Under North Carolina law, pay when paid clauses are unenforceable. Simple enough, in theory. To be more specific, “payment by the owner to a contractor is not a condition precedent for payment to a subcontractor and payment by a contractor to a subcontractor is not a condition precedent for payment to any other subcontractor, and an agreement to the contrary is unenforceable.”
The statute is straightforward and essentially makes pay when paid clauses unenforceable, or so it would seem. However, in Statesville Roofing & Heating Co. v.

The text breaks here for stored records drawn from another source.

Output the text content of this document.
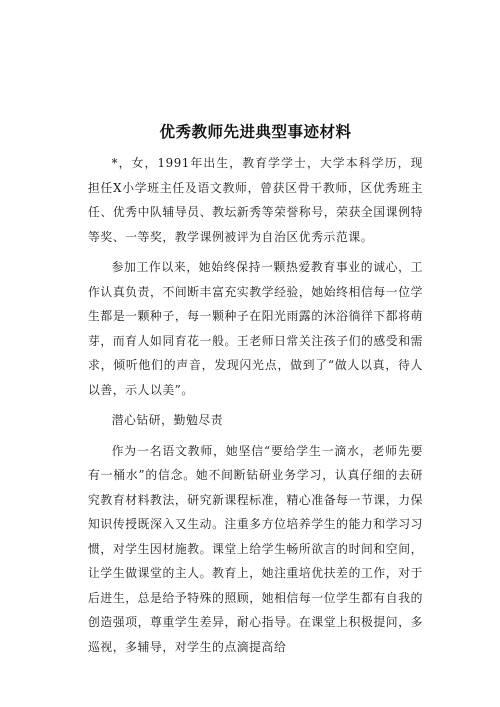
优秀教师先进典型事迹材料

*，女，1991年出生，教育学学士，大学本科学历，现担任X小学班主任及语文教师，曾获区骨干教师，区优秀班主任、优秀中队辅导员、教坛新秀等荣誉称号，荣获全国课例特等奖、一等奖，教学课例被评为自治区优秀示范课。

参加工作以来，她始终保持一颗热爱教育事业的诚心，工作认真负责，不间断丰富充实教学经验，她始终相信每一位学生都是一颗种子，每一颗种子在阳光雨露的沐浴徜徉下都将萌芽，而育人如同育花一般。王老师日常关注孩子们的感受和需求，倾听他们的声音，发现闪光点，做到了“做人以真，待人以善，示人以美”。

潜心钻研，勤勉尽责

作为一名语文教师，她坚信“要给学生一滴水，老师先要有一桶水”的信念。她不间断钻研业务学习，认真仔细的去研究教育材料教法，研究新课程标准，精心准备每一节课，力保知识传授既深入又生动。注重多方位培养学生的能力和学习习惯，对学生因材施教。课堂上给学生畅所欲言的时间和空间，让学生做课堂的主人。教育上，她注重培优扶差的工作，对于后进生，总是给予特殊的照顾，她相信每一位学生都有自我的创造强项，尊重学生差异，耐心指导。在课堂上积极提问，多巡视，多辅导，对学生的点滴提高给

Duncan, 702 F.Supp. 118 (W.D.N.C. 1988), the district court ruled that although pay when paid clauses cannot create conditions precedent that eliminate the obligation to pay, they can be used to establish the timing of a payment obligation.

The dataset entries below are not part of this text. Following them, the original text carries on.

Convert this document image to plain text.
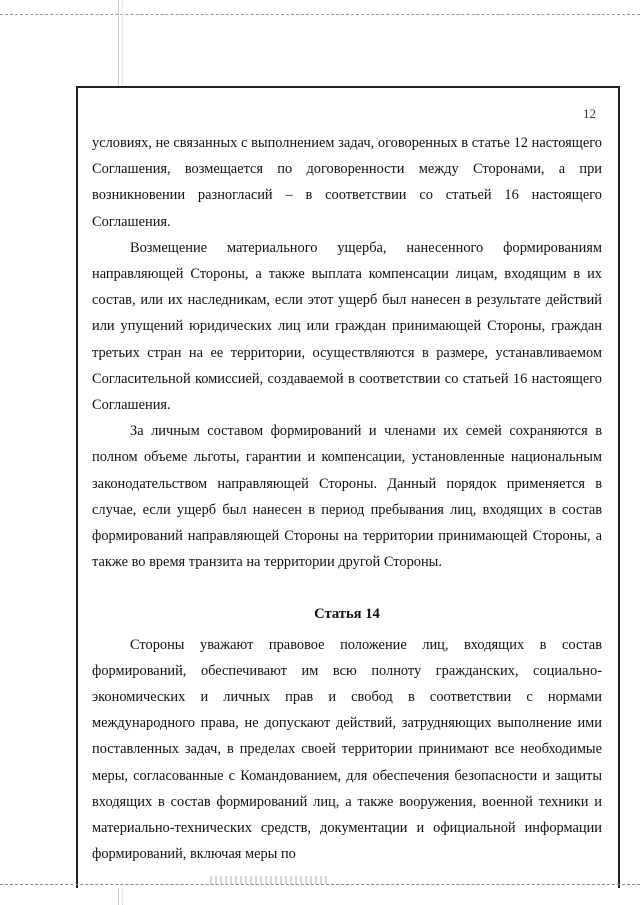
12

условиях, не связанных с выполнением задач, оговоренных в статье 12 настоящего Соглашения, возмещается по договоренности между Сторонами, а при возникновении разногласий – в соответствии со статьей 16 настоящего Соглашения.

Возмещение материального ущерба, нанесенного формированиям направляющей Стороны, а также выплата компенсации лицам, входящим в их состав, или их наследникам, если этот ущерб был нанесен в результате действий или упущений юридических лиц или граждан принимающей Стороны, граждан третьих стран на ее территории, осуществляются в размере, устанавливаемом Согласительной комиссией, создаваемой в соответствии со статьей 16 настоящего Соглашения.

За личным составом формирований и членами их семей сохраняются в полном объеме льготы, гарантии и компенсации, установленные национальным законодательством направляющей Стороны. Данный порядок применяется в случае, если ущерб был нанесен в период пребывания лиц, входящих в состав формирований направляющей Стороны на территории принимающей Стороны, а также во время транзита на территории другой Стороны.

Статья 14

Стороны уважают правовое положение лиц, входящих в состав формирований, обеспечивают им всю полноту гражданских, социально-экономических и личных прав и свобод в соответствии с нормами международного права, не допускают действий, затрудняющих выполнение ими поставленных задач, в пределах своей территории принимают все необходимые меры, согласованные с Командованием, для обеспечения безопасности и защиты входящих в состав формирований лиц, а также вооружения, военной техники и материально-технических средств, документации и официальной информации формирований, включая меры по
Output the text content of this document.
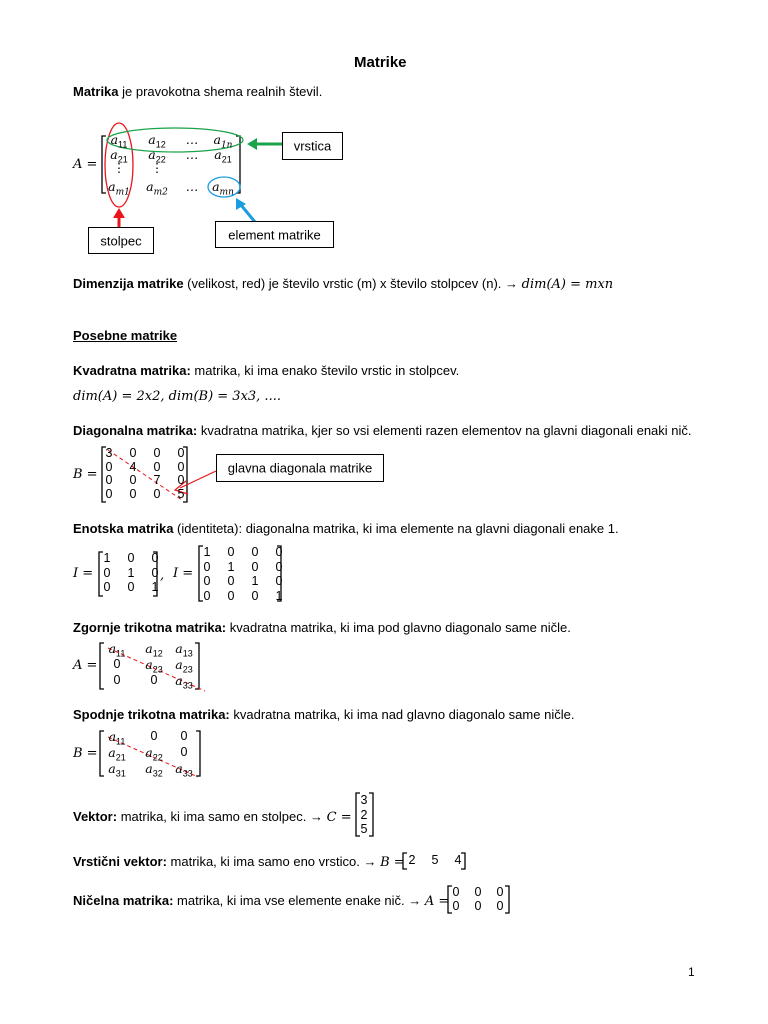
Matrike
Matrika je pravokotna shema realnih števil.
A =
$a_{11}$ $a_{12}$	…	$a_{1n}$
$a_{21}$ $a_{22}$	…	$a_{21}$
⋮	⋮
$a_{m1}$ $a_{m2}$	…	$a_{mn}$
vrstica
stolpec	element matrike
Dimenzija matrike (velikost, red) je število vrstic (m) x število stolpcev (n). → dim(A) = mxn
Posebne matrike
Kvadratna matrika: matrika, ki ima enako število vrstic in stolpcev.
dim(A) = 2x2, dim(B) = 3x3, ....
Diagonalna matrika: kvadratna matrika, kjer so vsi elementi razen elementov na glavni diagonali enaki nič.
B =
3	0	0	0
0	4	0	0
0	0	7	0
0	0	0	5
glavna diagonala matrike
Enotska matrika (identiteta): diagonalna matrika, ki ima elemente na glavni diagonali enake 1.
I =	, I =
1	0	0
0	1	0
0	0	1
1	0	0	0
0	1	0	0
0	0	1	0
0	0	0	1
Zgornje trikotna matrika: kvadratna matrika, ki ima pod glavno diagonalo same ničle.
A =
$a_{11}$ $a_{12}$ $a_{13}$
0	$a_{23}$ $a_{23}$
0	0	$a_{33}$
Spodnje trikotna matrika: kvadratna matrika, ki ima nad glavno diagonalo same ničle.
B =
$a_{11}$	0	0
$a_{21}$ $a_{22}$	0
$a_{31}$ $a_{32}$ $a_{33}$
Vektor: matrika, ki ima samo en stolpec. → C =
3
2
5
Vrstični vektor: matrika, ki ima samo eno vrstico. → B = 2	5	4
Ničelna matrika: matrika, ki ima vse elemente enake nič. → A =
0	0	0
0	0	0
1
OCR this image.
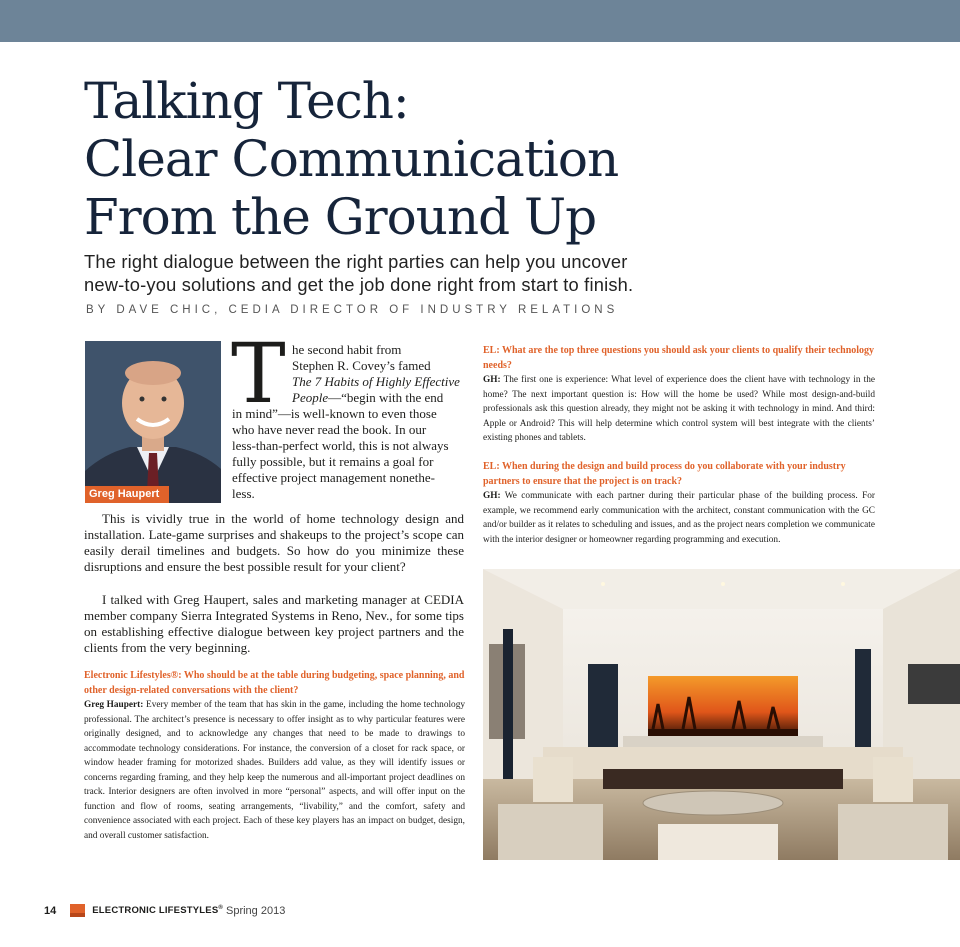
Talking Tech:
Clear Communication
From the Ground Up
The right dialogue between the right parties can help you uncover
new-to-you solutions and get the job done right from start to finish.

BY DAVE CHIC, CEDIA DIRECTOR OF INDUSTRY RELATIONS

Greg Haupert
T he second habit from

Stephen R. Covey’s famed

The 7 Habits of Highly Effective

People—“begin with the end

in mind”—is well-known to even those

who have never read the book. In our

less-than-perfect world, this is not always

fully possible, but it remains a goal for

effective project management nonethe-

less.

This is vividly true in the world of home technology design and installation. Late-game surprises and shakeups to the project’s scope can easily derail timelines and budgets. So how do you minimize these disruptions and ensure the best possible result for your client?

I talked with Greg Haupert, sales and marketing manager at CEDIA member company Sierra Integrated Systems in Reno, Nev., for some tips on establishing effective dialogue between key project partners and the clients from the very beginning.

Electronic Lifestyles®: Who should be at the table during budgeting, space planning, and other design-related conversations with the client?

Greg Haupert: Every member of the team that has skin in the game, including the home technology professional. The architect’s presence is necessary to offer insight as to why particular features were originally designed, and to acknowledge any changes that need to be made to drawings to accommodate technology considerations. For instance, the conversion of a closet for rack space, or window header framing for motorized shades. Builders add value, as they will identify issues or concerns regarding framing, and they help keep the numerous and all-important project deadlines on track. Interior designers are often involved in more “personal” aspects, and will offer input on the function and flow of rooms, seating arrangements, “livability,” and the comfort, safety and convenience associated with each project. Each of these key players has an impact on budget, design, and overall customer satisfaction.

EL: What are the top three questions you should ask your clients to qualify their technology needs?

GH: The first one is experience: What level of experience does the client have with technology in the home? The next important question is: How will the home be used? While most design-and-build professionals ask this question already, they might not be asking it with technology in mind. And third: Apple or Android? This will help determine which control system will best integrate with the clients’ existing phones and tablets.

EL: When during the design and build process do you collaborate with your industry partners to ensure that the project is on track?

GH: We communicate with each partner during their particular phase of the building process. For example, we recommend early communication with the architect, constant communication with the GC and/or builder as it relates to scheduling and issues, and as the project nears completion we communicate with the interior designer or homeowner regarding programming and execution.

14	ELECTRONIC LIFESTYLES® Spring 2013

What happens though if the Owner never pays, or asserts backcharges or liquidated damages to delay, reduce, or eliminate payments to the contractor? The court held that the payment obligation is triggered by the time the Owner reasonably should have paid for the subcontractor’s work, not from when it actually did pay for the work. In other words, the clause does not eliminate the contractor’s obligation to pay simply because the Owner does not pay.

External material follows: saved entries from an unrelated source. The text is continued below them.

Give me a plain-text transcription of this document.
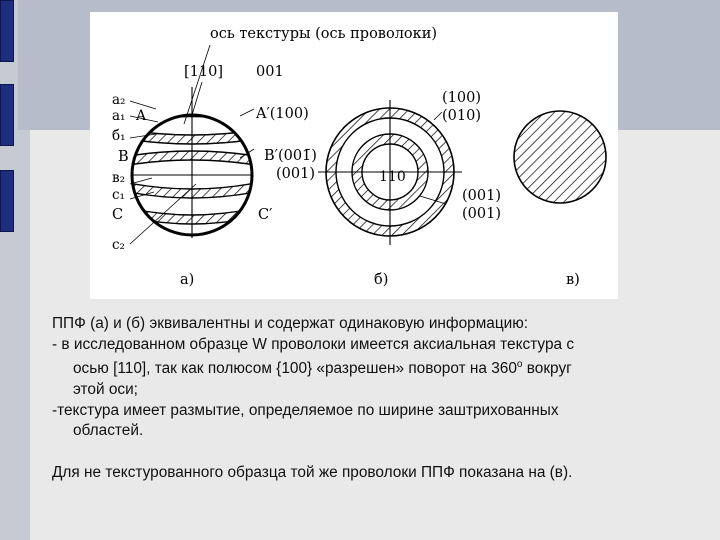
ось текстуры (ось проволоки)
[110] 001
a₂
a₁ A	A′(100)
б₁
B	B′(001̄)
(001)
в₂
c₁
C	C′
c₂
а)
(100)
(010)
110
(001)
(001)
б)	в)

ППФ (а) и (б) эквивалентны и содержат одинаковую информацию:

- в исследованном образце W проволоки имеется аксиальная текстура с

осью [110], так как полюсом {100} «разрешен» поворот на $360^о$ вокруг

этой оси;

-текстура имеет размытие, определяемое по ширине заштрихованных

областей.

Для не текстурованного образца той же проволоки ППФ показана на (в).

This interpretation of pay when paid clauses derives from Howard-Green Electric Co. v. Chaney & James Construction Co., 12 N.C. App. 63 (1971), a case that predates N.C.G.S. Section 22C-2. That court held that the clause “postpones payment only until, in the usual course of business, final settlement of accounts between the general contractor and the Owner could reasonably be expected.”
The transfiguration of a pay when paid clause to a clause effecting timing of payment but not creating a condition precedent is not dependent on any finding of ambiguity. A perfectly clear pay when paid clause that on its face reads as a “paid if paid” clause will be enforced only to the extent it affects the timing of payment. Beyond that it is unenforceable.